Con queste sconcertanti parole il dottor Michael Anderson, pediatra americano che opera nella zona di Atlanta, ha tentato di giustificare, in un’intervista rilasciata al New York Times, una pratica “medica” che sta prendendo piede nei quartieri poveri degli Stati Uniti: quella di “dopare” i bambini provenienti da zone svantaggiate con farmaci psicotropi, per permettere loro di competere con i figli dei ceti più ricchi.

Eh già, a quanto pare in alcune città americane basta che un medico diagnostichi a un bambino la presenza di ADHD (sindrome da deficit di attenzione e iperattività) per potergli rifilare medicinali come il Ritalin e l’Adderall, pericolosi stimolanti in grado di provocare comportamenti aggressivi e violenti su chi ne fa uso.

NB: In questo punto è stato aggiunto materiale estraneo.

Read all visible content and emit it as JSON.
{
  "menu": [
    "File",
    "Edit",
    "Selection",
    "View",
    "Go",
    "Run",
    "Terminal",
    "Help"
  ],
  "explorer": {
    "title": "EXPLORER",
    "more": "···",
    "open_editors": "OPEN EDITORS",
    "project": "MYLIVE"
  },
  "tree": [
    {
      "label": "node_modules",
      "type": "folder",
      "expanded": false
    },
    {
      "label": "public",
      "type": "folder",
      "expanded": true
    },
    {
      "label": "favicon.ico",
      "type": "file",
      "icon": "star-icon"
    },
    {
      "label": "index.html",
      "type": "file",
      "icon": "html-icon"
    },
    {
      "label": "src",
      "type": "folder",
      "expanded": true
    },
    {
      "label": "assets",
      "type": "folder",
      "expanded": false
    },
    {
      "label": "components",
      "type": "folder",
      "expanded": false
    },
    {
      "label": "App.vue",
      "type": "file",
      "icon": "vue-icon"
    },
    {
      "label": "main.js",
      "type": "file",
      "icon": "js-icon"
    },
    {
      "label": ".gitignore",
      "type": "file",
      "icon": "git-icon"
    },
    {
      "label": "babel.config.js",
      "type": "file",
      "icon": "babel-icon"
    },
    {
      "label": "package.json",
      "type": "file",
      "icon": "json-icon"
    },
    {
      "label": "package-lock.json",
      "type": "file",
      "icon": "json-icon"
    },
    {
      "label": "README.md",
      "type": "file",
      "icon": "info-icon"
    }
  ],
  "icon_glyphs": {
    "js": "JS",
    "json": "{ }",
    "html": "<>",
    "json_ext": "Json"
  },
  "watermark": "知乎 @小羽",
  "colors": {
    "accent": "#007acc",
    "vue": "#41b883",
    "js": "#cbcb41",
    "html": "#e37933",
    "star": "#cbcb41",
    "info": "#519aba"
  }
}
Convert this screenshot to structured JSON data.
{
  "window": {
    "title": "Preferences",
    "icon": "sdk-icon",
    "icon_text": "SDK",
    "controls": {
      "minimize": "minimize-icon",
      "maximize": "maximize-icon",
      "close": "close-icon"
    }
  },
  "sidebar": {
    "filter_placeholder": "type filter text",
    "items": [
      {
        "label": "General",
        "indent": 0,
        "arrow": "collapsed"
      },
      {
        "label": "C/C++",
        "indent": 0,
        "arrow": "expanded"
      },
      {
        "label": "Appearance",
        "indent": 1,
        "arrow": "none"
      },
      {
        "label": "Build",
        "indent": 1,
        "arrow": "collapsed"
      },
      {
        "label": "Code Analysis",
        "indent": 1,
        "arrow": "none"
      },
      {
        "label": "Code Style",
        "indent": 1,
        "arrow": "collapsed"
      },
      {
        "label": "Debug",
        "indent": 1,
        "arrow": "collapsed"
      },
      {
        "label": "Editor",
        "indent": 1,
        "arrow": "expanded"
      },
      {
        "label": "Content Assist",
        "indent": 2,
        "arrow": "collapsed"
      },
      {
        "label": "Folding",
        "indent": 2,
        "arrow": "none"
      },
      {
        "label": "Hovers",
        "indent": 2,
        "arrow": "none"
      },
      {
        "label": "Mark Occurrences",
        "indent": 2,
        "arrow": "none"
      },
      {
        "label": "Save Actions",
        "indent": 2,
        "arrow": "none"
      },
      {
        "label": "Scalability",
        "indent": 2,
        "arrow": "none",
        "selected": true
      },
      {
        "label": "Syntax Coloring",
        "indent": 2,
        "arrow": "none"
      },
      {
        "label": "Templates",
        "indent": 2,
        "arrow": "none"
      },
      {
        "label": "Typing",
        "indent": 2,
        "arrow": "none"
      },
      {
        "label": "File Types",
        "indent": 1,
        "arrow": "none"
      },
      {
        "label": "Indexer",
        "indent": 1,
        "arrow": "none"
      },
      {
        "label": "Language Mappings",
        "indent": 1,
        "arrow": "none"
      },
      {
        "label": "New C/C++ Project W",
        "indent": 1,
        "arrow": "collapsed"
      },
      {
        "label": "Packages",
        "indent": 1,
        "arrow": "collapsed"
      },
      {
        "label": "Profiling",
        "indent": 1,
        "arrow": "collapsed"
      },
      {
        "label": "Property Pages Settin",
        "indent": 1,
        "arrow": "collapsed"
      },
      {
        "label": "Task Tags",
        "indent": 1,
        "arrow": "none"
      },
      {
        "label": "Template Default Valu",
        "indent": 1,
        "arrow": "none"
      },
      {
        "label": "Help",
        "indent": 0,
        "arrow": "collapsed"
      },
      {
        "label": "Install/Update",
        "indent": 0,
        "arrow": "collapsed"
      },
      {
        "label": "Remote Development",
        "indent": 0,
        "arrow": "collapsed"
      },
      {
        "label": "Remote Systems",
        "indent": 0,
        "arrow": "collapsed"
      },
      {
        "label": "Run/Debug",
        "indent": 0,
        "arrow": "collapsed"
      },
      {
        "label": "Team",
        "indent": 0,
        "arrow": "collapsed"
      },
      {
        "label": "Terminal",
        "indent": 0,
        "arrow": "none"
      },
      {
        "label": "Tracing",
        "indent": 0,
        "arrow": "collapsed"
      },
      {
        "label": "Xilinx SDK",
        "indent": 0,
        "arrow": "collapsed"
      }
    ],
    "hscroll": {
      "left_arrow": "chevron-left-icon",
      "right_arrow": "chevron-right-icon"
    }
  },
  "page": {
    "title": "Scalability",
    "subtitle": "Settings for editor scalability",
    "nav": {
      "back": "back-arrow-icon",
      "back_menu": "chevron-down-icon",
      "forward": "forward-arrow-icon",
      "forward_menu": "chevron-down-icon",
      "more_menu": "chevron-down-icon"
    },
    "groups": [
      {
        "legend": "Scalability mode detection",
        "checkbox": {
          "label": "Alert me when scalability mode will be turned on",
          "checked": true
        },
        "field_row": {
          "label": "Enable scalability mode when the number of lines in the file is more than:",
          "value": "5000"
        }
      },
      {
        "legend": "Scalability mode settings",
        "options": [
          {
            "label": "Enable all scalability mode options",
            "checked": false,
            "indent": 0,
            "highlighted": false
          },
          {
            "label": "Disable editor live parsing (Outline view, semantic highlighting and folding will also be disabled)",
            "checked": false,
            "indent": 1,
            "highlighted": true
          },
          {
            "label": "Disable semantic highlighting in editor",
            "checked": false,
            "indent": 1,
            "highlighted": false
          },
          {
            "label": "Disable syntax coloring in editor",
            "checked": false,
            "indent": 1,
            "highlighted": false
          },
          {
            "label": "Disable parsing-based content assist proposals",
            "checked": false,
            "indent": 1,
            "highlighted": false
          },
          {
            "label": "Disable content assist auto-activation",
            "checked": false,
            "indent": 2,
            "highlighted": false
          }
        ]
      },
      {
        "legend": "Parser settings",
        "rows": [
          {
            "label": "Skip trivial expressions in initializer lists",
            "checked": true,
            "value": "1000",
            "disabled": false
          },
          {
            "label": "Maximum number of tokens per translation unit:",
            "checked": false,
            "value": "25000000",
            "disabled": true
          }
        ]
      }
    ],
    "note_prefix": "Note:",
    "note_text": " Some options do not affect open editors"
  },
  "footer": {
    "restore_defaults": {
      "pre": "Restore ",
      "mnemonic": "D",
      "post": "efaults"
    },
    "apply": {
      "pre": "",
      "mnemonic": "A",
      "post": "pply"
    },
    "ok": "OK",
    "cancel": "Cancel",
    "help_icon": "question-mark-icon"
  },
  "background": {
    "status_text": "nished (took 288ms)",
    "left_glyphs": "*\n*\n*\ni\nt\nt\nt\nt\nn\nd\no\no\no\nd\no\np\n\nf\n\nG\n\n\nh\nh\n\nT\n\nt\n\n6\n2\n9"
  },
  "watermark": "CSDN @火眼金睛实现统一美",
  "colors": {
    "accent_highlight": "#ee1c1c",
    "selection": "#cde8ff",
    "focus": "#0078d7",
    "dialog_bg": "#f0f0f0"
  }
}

L’idea di fondo (ma sarebbe meglio dire l’inganno) si basa su un presunto desiderio di “giustizia sociale”, sull’intento di dare ai bambini che sono cresciuti in situazioni socialmente e culturalmente sfavorevoli una sorta di seconda possibilità.

Ma attraverso quali mezzi? Non promuovendo progetti che modifichino il contesto sociale e fornendo a questi bambini gli strumenti utili per migliorarsi (no, questo sarebbe troppo costoso, come dice Anderson!), bensì somministrando ai piccoli sostanze che hanno conseguenze (per stessa ammissione dei medici che le promuovono) ancora del tutto sconosciute!

Non è infatti per nulla chiaro che tipo di effetti questi medicinali possano provocare su un cervello ancora in fase di sviluppo, ma sono tanti i medici pronti a giurare che sicuramente non si tratti di niente di buono.

La letteratura medica, ad esempio, ha più volte dimostrato che il Ritalin può provocare: danni al cervello, convulsioni, delirio e psicosi paranoide, allucinazioni visive e uditive, sintomi maniacali e psicosi di tipo anfetaminico, aggressività, insonnia e, com’è tristemente ovvio, dipendenza psichica.

Come se non bastasse, pare che i medicinali utilizzati non abbiano conseguenze durature nemmeno contro l’ADHD stesso: a lungo termine non migliorano né le prestazioni scolastiche né i comportamenti aggressivi, rendendo assolutamente inutile questa “cura”.

Forse, prima che sia troppo tardi, certi medici dovrebbero soffermarsi un attimo a riflettere sul significato del termine “giustizia sociale”.